Estas entidades se han convertido en el único tipo de banca de proximidad que nos queda

Tanto las Administraciones Públicas como los ciudadanos hemos de apostar por una banca social destinada a atender las necesidades de las familias y de las pequeñas y medianas empresas dentro de unos límites de beneficios económicos sensatos. El interés general y el bien común han de estar por encima de intereses particulares de banqueros y directivos bancarios cuyos objetivos empresariales son la maximización de la rentabilidad económica y financiera.

El Banco de España ha de ejercer sus funciones de supervisión, tutela y control de las entidades bancarias con diligencia y estricto cumplimiento de las normas. Los Gobiernos central, autonómicos y locales han de potenciar la colaboración con bancos socialmente responsables y penalizar la especulación y la ingeniería financiera, sobre todo cuando ésta afecta a las personas más vulnerables. Y los ciudadanos hemos de ser consumidores socialmente responsables depositando nuestros ahorros en bancos que funcionen con criterios éticos y de transparencia.

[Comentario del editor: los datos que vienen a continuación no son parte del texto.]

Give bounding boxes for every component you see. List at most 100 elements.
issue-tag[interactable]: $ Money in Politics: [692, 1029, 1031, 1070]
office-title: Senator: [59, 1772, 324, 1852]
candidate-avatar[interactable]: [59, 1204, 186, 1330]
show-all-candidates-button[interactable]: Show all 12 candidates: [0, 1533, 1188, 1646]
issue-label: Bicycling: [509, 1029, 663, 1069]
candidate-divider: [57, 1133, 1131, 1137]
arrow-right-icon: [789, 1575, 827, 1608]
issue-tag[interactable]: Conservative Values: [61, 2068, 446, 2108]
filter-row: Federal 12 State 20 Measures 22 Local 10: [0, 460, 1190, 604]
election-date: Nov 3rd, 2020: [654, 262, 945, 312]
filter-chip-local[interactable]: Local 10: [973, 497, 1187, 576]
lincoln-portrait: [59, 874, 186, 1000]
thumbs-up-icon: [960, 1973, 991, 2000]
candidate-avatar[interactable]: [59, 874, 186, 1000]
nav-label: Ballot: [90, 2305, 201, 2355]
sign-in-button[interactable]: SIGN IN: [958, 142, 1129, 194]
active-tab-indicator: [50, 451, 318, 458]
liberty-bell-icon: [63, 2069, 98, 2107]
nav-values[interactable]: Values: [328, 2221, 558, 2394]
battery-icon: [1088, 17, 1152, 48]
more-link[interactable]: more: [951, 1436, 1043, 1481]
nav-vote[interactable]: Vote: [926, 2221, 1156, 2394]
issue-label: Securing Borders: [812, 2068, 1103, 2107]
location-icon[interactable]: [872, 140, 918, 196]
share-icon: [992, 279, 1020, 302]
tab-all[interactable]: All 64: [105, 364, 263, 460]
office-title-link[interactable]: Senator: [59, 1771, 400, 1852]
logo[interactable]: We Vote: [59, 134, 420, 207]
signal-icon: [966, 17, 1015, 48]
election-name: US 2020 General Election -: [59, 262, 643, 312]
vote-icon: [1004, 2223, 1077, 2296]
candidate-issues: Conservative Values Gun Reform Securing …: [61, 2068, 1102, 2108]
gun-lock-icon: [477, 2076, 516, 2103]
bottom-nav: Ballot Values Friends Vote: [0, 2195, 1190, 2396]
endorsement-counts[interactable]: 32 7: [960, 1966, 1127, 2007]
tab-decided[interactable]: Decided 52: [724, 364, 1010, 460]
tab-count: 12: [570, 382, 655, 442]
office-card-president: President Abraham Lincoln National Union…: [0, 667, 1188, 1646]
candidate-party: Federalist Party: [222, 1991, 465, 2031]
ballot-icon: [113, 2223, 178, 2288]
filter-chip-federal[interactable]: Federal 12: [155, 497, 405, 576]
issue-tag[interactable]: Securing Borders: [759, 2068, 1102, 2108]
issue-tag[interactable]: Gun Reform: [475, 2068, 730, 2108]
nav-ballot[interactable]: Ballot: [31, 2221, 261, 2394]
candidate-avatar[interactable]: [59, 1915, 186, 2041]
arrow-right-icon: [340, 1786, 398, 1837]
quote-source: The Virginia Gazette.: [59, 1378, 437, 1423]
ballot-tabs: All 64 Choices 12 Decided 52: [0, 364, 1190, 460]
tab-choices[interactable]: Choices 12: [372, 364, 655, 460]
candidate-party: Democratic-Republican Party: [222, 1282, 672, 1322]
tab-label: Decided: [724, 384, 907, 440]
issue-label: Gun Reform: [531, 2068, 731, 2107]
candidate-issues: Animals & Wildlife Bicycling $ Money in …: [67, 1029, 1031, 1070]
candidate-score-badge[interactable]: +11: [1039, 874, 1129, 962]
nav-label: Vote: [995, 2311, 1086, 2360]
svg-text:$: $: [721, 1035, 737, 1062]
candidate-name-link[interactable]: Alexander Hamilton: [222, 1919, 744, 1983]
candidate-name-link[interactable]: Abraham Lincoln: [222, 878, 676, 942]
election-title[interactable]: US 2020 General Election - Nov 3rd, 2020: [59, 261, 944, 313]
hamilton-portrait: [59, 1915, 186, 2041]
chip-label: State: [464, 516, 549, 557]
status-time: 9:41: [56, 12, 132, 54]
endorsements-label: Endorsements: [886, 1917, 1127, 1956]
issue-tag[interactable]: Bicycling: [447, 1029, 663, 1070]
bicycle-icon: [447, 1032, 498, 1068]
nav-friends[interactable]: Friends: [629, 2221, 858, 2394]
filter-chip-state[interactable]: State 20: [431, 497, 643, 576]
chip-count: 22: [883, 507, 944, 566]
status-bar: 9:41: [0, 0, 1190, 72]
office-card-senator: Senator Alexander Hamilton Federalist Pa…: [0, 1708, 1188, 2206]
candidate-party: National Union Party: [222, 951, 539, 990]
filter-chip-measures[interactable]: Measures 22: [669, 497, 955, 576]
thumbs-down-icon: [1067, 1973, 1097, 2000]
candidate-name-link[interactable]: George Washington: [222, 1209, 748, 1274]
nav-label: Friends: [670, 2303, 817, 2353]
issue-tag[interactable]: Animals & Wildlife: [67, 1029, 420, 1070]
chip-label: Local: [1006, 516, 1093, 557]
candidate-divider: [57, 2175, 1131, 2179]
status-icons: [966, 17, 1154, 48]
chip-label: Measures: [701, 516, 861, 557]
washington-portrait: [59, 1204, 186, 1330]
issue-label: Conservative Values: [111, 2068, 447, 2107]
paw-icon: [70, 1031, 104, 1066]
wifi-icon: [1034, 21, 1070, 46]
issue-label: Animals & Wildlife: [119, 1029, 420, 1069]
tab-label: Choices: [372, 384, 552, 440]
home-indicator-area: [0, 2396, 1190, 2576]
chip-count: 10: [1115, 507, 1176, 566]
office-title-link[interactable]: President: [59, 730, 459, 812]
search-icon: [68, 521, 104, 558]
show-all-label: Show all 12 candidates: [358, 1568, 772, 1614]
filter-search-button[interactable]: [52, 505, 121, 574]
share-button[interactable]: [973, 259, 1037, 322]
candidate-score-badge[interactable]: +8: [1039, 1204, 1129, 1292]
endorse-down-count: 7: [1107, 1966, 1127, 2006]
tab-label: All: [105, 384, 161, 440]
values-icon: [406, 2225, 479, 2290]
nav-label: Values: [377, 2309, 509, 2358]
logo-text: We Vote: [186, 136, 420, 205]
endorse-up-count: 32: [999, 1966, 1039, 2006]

En este sentido, puede ser interesante explorar la posibilidad de potenciar la creación de bancos éticos y herramientas de finanzas colaborativas e incluso de recuperar una banca pública, pero sobre todo hemos de aprovechar lo que ya tenemos, que es esa red de pequeños bancos cooperativos fuertemente asentados en el territorio y basados en una filosofía democrática al servicio de la sociedad civil. Entre todos hemos de construir un nuevo sistema bancario al servicio de las personas. Es lo que necesitamos.

* Joan Ramon Sanchis Palacio es catedrático de Organización de Empresas de la Universitat de Valencia.